В романтической концепции, однако, наметилась позднее и другая точка зрения, выдвинувшая социальную активность Дон Кихота – воплощения «человеческой восторженности» (Гейне) и «высокого начала самопожертвования» (Тургенев). Здесь оттеняется внутренняя связь двух главных персонажей при всей их противоположности (герой и масса) и всенародное значение ситуации как символа человеческого прогресса. И все же для романтической концепции в целом характерен апофеоз благородного безумия Дон Кихота как высшей мудрости жизни, трагико-юмористическая или даже чисто трагическая трактовка образа, «освещенного комическим светом – чтоб гусей не раздразнить» (Тургенев).

Синтетическое понимание сюжета Сервантеса обнаруживает в XIX веке революционно-демократическая критика в лице Белинского. В испанском романе Белинский видит «слияние серьезного и смешного, трагического и комического, ничтожности и пошлости жизни со всем, что есть в ней великого и прекрасного»[124], а в Дон Кихоте – человека «с пламенным воображением, любящею душою, благородным сердцем, даже с сильною волею и с умом, но без рассудка и такта действительности»[125]. Классическая русская критика всегда различала между реалистическим сознанием Сервантеса и его фантазирующим героем, «идея» которого «противоположна требованиям времени» и «не может быть осуществлена в действии, приложена к делу»[126].
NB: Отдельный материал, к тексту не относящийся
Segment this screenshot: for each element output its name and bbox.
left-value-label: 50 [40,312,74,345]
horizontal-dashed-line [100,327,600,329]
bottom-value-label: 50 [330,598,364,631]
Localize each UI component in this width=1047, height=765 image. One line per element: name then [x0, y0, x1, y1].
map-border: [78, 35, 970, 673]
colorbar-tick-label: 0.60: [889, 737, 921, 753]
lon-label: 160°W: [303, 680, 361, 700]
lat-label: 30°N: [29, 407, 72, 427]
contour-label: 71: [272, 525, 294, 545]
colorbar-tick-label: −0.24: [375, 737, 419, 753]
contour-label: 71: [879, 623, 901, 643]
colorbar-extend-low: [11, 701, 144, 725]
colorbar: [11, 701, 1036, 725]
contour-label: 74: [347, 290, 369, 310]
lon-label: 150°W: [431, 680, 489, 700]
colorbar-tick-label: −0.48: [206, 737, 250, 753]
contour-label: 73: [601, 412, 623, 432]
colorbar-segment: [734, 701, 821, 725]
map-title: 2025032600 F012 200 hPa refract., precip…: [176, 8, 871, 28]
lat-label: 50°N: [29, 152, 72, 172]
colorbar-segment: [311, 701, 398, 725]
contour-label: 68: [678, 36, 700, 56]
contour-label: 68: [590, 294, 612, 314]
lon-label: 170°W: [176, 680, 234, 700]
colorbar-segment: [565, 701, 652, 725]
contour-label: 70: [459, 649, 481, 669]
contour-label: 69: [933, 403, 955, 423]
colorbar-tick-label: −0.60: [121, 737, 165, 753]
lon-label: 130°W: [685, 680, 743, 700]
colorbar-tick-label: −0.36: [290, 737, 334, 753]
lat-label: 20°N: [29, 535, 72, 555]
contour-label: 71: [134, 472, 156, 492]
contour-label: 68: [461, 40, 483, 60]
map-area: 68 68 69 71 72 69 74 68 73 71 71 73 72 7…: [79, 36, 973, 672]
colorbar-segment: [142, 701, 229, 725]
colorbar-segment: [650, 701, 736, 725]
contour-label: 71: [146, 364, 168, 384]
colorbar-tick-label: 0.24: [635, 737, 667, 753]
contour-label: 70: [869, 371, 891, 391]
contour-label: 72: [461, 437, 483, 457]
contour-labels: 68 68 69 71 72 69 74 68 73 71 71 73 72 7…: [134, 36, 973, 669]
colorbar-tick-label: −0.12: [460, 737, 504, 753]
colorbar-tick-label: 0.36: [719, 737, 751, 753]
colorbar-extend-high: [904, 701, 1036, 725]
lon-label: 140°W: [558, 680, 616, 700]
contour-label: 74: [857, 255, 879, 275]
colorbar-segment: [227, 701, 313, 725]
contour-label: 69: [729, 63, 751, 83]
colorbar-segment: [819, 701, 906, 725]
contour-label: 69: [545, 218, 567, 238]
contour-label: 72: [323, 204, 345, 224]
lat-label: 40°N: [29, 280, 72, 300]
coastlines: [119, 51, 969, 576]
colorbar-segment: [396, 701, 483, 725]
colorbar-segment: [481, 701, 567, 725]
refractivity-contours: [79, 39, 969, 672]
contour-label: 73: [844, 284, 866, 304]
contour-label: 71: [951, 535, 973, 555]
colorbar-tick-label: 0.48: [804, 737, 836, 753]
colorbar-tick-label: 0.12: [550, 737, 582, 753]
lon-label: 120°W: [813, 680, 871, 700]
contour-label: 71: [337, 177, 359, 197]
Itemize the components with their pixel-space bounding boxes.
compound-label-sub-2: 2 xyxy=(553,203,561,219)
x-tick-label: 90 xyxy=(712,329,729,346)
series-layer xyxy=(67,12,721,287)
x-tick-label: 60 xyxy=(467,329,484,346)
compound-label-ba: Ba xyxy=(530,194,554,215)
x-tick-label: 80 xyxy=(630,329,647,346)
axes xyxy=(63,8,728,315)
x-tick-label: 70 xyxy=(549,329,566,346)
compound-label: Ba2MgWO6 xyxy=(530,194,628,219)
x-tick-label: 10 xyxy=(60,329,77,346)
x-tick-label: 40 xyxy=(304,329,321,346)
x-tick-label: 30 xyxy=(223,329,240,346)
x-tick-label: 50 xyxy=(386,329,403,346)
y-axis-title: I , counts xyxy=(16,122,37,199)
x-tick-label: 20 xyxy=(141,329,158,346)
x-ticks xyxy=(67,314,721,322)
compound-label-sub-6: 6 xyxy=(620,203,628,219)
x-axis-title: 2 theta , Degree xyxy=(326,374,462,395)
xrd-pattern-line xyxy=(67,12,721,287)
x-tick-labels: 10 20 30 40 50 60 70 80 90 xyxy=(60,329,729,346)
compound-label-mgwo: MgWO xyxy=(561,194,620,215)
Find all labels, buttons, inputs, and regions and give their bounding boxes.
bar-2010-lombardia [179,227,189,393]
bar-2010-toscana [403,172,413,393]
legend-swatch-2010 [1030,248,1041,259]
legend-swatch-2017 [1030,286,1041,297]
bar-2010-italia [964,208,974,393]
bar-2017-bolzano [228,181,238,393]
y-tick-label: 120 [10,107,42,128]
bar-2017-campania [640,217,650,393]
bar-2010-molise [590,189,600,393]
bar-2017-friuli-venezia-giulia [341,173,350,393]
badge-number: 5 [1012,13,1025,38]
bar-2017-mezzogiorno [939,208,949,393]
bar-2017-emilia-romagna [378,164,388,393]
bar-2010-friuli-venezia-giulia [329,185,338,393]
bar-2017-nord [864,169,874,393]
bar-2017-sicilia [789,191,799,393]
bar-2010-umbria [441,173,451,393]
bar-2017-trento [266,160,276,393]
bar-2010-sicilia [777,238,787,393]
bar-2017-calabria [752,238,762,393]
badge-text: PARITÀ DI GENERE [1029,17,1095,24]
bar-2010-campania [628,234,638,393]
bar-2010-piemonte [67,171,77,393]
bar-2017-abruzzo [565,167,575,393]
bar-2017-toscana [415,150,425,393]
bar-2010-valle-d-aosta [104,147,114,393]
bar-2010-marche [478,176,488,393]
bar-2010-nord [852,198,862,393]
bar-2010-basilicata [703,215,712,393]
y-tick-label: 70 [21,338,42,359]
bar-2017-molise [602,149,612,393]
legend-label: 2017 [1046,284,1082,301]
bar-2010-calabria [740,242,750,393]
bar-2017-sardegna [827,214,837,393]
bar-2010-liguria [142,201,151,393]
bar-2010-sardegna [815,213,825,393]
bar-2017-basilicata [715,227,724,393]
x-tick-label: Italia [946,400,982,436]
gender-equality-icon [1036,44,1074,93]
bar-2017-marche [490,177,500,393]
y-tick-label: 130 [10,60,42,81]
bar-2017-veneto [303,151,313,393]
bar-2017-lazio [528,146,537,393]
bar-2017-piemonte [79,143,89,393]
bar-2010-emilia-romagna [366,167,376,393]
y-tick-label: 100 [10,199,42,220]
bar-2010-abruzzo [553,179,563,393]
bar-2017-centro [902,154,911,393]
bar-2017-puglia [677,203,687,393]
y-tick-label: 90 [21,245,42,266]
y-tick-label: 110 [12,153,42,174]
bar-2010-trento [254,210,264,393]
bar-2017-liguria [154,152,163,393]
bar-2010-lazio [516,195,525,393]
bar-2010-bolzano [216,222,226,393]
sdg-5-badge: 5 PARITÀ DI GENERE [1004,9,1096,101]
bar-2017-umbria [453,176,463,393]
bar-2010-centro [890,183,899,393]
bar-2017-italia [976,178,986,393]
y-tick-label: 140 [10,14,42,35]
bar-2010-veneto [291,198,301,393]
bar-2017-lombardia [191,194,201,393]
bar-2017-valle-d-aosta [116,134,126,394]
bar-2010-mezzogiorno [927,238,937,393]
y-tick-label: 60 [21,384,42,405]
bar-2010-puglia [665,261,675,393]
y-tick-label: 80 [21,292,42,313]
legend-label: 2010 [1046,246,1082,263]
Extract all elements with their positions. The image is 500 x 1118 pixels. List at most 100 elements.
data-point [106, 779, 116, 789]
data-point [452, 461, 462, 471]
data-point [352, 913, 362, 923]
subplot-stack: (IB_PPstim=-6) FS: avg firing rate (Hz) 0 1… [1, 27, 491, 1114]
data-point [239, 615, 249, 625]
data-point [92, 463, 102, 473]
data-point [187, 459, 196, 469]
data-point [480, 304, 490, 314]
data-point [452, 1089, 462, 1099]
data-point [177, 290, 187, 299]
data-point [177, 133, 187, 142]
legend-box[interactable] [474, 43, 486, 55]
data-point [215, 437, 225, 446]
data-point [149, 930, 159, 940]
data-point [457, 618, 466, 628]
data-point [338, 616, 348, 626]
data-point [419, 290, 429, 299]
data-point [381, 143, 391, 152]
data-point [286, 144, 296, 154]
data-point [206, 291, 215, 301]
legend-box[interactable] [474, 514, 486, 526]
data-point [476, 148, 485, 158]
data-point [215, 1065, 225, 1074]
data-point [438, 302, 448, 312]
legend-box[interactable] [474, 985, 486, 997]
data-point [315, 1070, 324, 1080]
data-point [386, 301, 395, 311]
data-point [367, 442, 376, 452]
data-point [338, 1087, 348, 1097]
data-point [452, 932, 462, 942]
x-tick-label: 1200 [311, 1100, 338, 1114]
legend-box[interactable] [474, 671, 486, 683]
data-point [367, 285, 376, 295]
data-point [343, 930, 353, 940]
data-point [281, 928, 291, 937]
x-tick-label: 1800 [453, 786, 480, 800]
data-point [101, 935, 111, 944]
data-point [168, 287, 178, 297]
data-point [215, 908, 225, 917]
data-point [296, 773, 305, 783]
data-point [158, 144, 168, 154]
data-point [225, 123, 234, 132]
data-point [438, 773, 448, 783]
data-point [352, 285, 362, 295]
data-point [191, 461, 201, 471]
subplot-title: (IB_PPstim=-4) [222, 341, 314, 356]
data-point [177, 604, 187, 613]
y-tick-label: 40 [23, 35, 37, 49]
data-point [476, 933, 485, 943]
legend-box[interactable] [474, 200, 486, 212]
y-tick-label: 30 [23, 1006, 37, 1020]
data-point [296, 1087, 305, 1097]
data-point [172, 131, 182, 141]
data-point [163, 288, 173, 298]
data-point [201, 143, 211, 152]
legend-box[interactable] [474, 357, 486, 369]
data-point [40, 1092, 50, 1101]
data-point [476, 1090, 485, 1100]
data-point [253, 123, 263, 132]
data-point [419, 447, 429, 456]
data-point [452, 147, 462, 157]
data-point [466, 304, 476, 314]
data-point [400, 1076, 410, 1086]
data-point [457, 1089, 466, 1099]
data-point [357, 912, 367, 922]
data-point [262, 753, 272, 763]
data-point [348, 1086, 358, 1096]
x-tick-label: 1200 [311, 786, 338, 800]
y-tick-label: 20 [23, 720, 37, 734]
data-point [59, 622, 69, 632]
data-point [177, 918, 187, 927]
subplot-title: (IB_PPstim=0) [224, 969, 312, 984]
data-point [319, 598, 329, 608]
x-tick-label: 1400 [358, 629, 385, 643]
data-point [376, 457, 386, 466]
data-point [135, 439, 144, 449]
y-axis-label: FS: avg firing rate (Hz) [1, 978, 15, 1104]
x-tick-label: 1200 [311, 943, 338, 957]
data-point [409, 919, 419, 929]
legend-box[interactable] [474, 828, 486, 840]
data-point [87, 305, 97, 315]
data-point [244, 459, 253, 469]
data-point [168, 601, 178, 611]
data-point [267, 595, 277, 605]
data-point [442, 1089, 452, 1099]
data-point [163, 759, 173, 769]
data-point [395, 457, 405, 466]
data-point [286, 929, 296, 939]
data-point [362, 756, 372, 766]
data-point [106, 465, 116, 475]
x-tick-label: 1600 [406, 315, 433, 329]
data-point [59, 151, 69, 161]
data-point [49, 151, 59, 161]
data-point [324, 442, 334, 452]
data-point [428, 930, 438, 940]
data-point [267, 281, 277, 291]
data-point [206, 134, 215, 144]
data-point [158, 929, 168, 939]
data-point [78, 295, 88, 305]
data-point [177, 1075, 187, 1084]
В неоромантических трактовках XX века апофеоз Дон Кихота приобретает все более субъективный и часто реакционный характер. «Безумие» ламанчского идальго толкуется как воплощение средневековой веры, чуждой критицизма Нового времени, и герой Сервантеса порой сближается с Христом и со святыми католической реакции, вроде И. Лойолы и Тересы Хесус. Если известный испанский писатель и критик Унамуно, защищая «кихотизм» против «сервантизма», открыто признавал, что его трактовка расходится с отношением самого автора к герою, то нынешние «кихотисты», при меньшей научной щепетильности, превращают и Сервантеса в защитника слепой веры и «раскрывают» философию романа как проповедь христианства, ибо Дон Кихот – это «сам Христос». «Мир в наши дни нуждается, как никогда, в Дон Кихоте», – заявляет один из них, Х. Фигероа, поэтому надо не рассуждать о Дон Кихоте, но «сродниться с Дон Кихотом». Что означает это требование, выясняется, когда критик переходит к «вине» героя, который, оказывается, согрешил тем, что взял на себя функцию судьи мира, забыв о христианском смирении, и лишь смертью искупил эту «вину»[127]. Прежние читатели полагали вместе с Герценом, что «Дон Кихот, мешающийся не в свои дела, в тысячу раз больше человек, чем какой-нибудь лавочник, которому ни до чего нет дела, кроме до чужих денег»[128]. Нынешний «кихотист» во франкистской Испании желал бы низвести героического идальго до одного из баранов, с которыми тот сражался.

Апофеоз донкихотства, хотя в противоположном, «активном» смысле, иногда встречается и у современных прогрессивных писателей Запада, примыкающих к тургеневской концепции Дон Кихота, как воплощения прогресса. В статье «Актуальность „Дон Кихота“ Жан-Ришар Блок в свое время писал, что „Дон Кихот“ „служит как бы интеллектуальной программой, обладает авторитетом третейского суда и играет в умственной жизни современного Запада роль пробного камня“. „Недаром весь мир снова с любопытством и вниманием обращается к произведению, в котором все для нас поучение, символ, аналогия, предостережение. Дон Кихот и Санчо Панса больше, чем когда-либо, наши братья по оружию, по скорби, по смеху“»[129]. Это было сказано в годы гражданской войны в Испании.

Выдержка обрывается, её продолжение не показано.